Troilus and Cressida (and Troilus and Criseyde)
I've just finished reading Shakespeare's Troilus and Cressida and am looking to start on Chaucer's Troilus and Criseyde. I realize I probably should have reversed the order, but oh well. I'm wondering if anyone here has read Chaucer's work and would care to give your opinions - I am going to be working out the relation between the two texts.
I am still not sure what to make of Shakespeare's play. I went into it knowing basically nothing. I did not realize, for example, that it is meant to be a satire. Certainly, the way Shakespeare treats the famous Greek heroes is entirely different from the way Homer (read by Shakespeare via Chapman) presents them in the Iliad. There are no heroes in Shakespeare's play. Aeneas is the only major character who seems to have anything resembling honour - which is an interesting choice considering that Shakespeare was not bound to Rome in the way Vergil was.
Achilles has been reduced to a sniveling coward: even after Patroclus' death he is unable to kill Hector but gets his men to do the work and say he did it. The rest of the Greeks, as well as the Trojans are reduced to comedic characters torn between duty and civil honour. In one scene the Greeks and Trojans are laughing and drinking, in the next they kill each other. And through it all, Helen bears the full blame.

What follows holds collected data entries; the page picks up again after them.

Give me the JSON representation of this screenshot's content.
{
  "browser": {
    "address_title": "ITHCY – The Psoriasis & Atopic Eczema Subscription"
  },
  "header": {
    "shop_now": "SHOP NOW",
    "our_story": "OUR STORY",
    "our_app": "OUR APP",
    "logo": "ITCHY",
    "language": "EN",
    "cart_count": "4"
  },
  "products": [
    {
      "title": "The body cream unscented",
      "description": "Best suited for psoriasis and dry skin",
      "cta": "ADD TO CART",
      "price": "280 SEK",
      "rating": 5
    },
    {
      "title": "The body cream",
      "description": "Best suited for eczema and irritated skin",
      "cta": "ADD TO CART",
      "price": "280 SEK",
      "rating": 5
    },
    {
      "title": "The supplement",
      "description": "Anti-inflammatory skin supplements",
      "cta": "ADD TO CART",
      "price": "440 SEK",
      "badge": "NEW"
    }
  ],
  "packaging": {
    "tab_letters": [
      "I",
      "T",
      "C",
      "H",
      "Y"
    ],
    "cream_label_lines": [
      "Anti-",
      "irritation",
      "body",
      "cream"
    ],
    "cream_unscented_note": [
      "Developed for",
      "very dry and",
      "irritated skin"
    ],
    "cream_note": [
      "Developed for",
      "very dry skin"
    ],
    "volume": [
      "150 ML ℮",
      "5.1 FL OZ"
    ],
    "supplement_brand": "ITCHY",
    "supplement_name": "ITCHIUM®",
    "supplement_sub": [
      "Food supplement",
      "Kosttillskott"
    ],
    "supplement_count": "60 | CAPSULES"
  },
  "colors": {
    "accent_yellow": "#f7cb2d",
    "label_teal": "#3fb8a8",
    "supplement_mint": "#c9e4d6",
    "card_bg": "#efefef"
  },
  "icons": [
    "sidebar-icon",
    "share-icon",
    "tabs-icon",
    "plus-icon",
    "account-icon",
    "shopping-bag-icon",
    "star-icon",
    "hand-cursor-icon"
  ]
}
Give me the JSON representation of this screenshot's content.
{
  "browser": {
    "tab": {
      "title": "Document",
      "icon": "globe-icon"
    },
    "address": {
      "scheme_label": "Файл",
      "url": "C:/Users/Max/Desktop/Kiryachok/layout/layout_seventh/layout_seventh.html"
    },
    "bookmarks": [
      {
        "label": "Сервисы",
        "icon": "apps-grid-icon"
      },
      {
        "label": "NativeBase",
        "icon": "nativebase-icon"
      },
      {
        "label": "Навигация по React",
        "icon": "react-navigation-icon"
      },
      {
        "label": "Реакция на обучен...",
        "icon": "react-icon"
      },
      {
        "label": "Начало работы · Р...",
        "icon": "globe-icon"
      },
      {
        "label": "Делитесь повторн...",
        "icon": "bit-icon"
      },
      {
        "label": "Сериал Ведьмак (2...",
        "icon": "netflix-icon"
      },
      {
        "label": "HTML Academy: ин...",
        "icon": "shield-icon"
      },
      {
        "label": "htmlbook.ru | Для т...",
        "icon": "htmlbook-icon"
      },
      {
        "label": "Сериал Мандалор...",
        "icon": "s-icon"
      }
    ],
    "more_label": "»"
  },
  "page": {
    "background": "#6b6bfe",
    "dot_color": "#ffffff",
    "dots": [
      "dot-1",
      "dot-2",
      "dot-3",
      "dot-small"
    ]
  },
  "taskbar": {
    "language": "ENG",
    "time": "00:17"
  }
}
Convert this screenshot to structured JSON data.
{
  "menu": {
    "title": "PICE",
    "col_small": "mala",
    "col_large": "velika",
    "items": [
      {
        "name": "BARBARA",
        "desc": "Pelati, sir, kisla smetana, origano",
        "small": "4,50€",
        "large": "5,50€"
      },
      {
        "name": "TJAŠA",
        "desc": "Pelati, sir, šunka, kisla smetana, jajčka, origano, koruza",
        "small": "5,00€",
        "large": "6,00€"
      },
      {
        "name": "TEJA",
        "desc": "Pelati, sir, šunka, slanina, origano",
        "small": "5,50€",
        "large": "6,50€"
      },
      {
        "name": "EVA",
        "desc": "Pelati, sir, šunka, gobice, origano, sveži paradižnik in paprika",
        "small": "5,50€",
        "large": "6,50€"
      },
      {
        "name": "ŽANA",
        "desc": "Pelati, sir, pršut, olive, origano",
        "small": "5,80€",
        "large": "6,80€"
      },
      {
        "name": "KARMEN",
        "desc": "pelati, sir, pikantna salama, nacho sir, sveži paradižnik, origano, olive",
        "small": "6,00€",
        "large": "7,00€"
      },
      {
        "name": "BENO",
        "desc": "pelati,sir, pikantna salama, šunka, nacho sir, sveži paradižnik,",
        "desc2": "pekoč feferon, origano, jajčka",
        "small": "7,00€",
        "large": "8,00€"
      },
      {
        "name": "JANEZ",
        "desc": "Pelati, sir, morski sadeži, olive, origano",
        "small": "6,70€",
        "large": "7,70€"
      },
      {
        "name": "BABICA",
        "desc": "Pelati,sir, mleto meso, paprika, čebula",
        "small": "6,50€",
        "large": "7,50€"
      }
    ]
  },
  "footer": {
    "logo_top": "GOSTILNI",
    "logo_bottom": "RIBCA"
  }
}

As for the relationship that is meant to be the centre of the play - it too seems to be a farce. Troilus is your typical rash young lover, and Cressida is like Desdemona if everything Iago said about her was actually true. The relationship has no resolution - nether ending in death nor reconciliation, leaving the audience with very little to ponder over.
I suppose I need to read Chaucer's text to see exactly what Shakespeare might be responding to, and why he creating this play which seems to destroy all conventions, both of the initial source (The Iliad) and of our notions of genre.
Does anyone have any thoughts on either text?